15 Temmuz darbe girişiminden sonra kamu kurumlarında başlayan ayıklama ve iş dünyasındaki operasyonlar devam ediyor.
 
Cumhurbaşkanı Recep Tayyip Erdoğan’ın “At izi ile it izi birbirine karıştı” söyleminin ardından paralel yapıyla ilgili mücadelede daha temkinli davranılmaya başlandı.
 
Çünkü doğru veya yanlış olduğuna bakılmaksızın, hatta detaylı araştırma yapılmaksızın her gelen ihbarı dikkate alıp çok sayıda isim gözaltına alınmış. Yapılan sorgulama sonunda bir çokkişinin serbest bırakıldığını gördük.
Şimdi daha temkinli ve sağlam gidiliyor.
Doğru olan da budur.
 
Devletin ve hükümetin paralel yapıyla ve diğer terör örgütleriyle mücadelesinde ne kadar kararlı olduğunu bugün daha iyi görüyoruz.
 
İçerde paralel yapılanma ve bölücü terörle mücadele, sınır ötesinde Fırat Kalkanı Operasyonu ve Türk Silahlı Kuvvetlerin Başika Kampına konuşlanması, Musul’a 12 Km mesafeye kadar ilerlemek devletin kararlılığını bir kez daha gözler önüne serdi.
 
Türkiye içerde ve dışarda terör ve bağlantılarıyla mücadelesini sürdürürken diğer taraftan köklü siyasi değişimlere gidiyor.
 
Anayasa ve Başkanlık sistemi ile ilgili çalışmalar sürüyor.
Yani Türkiye yeni bir siyasi sürece giriyor.
 
Devlet paralel yapılma mücadelesini başlattığı kamu kurum ve kuruluşlarında ince eleyip sıkı dokumaya devam ediyor.
 
TSK’da, Emniyette, Sağlıkta, Milli Eğitimde, Üniversitelerde yani devletin her kademesinde operasyonunu sürdürüyor.
 
Ama olayın siyasi boyutuna henüz girilmedi.

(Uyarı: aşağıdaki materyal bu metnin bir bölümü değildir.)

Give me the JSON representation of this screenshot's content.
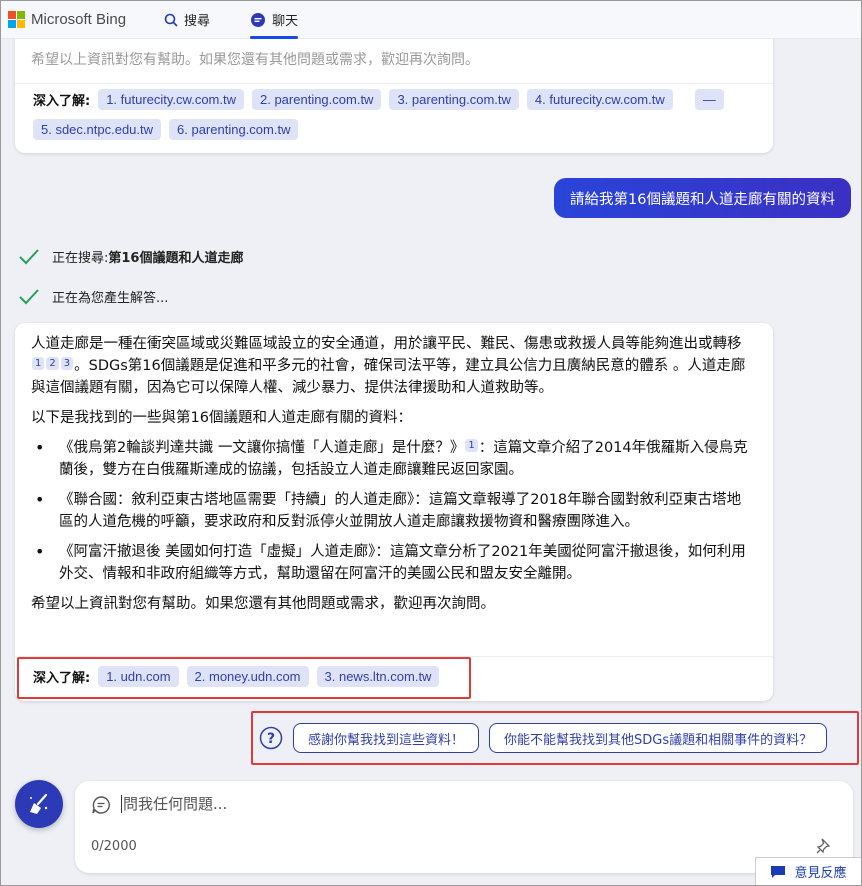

Yani bu operasyonun bir de siyasi boyutu var.
Ak Parti’nin içinde var olan ancak kendini kamufle eden bir çok siyasetçi var. Teşkilatlardan tutun da bakanlıklara kadar uzuyor.
 
Bir milletvekilinden ciddi bir iddia var,
“AK Parti milletvekilleri arasında 80’e yakın milletvekili bylock kullanıyor. 4 de bakan. Bu isimleri devlet biliyor”
 
O zaman akla şu geliyor,
Olası erken seçimde bu milletvekillerin yarısı belki de tamamı listeye giremeyecek, yani yeni dönemde olmayacak. Olamayacağı gibi belki de adalete teslim edilecek.
 
O zaman ocak ayında TBMM’ye gelecek Anayasa değişikliğine “evet” diyecekler mi?
Demezler.
Demek ki anayasa değişikliği ve başkanlık sisteminde AK parti milletvekili sayısı olan 317’yi banko göremez.
 
AK Parti içinde “Hayır” oyu vereceklerin sayısı bir hayli fazla olduğu akla gelir.
Aslında MHP Genel Başkanı Devlet Bahçeli’nin anayasa değişikliğiyle ilgili, Meclis’in ve Türk milletinin kararını saygıyla karşılayacaklarını söylemesi başkanlık sistemine yeşil ışık yaktığı anlamı taşımamaktadır.
 
Her zaman söyledim yine de söylüyorum
Türkiye Cumhuriyeti’nin öncelikli sorunu Başkanlık sistemi değildir ama paralel yapılanmanın siyasi kanadının temizlenmesi ancak erken seçimle olur.
Ama AK Parti bu işi en az zararla nasıl atlatabilirimin önce onun hesabını yapıyor.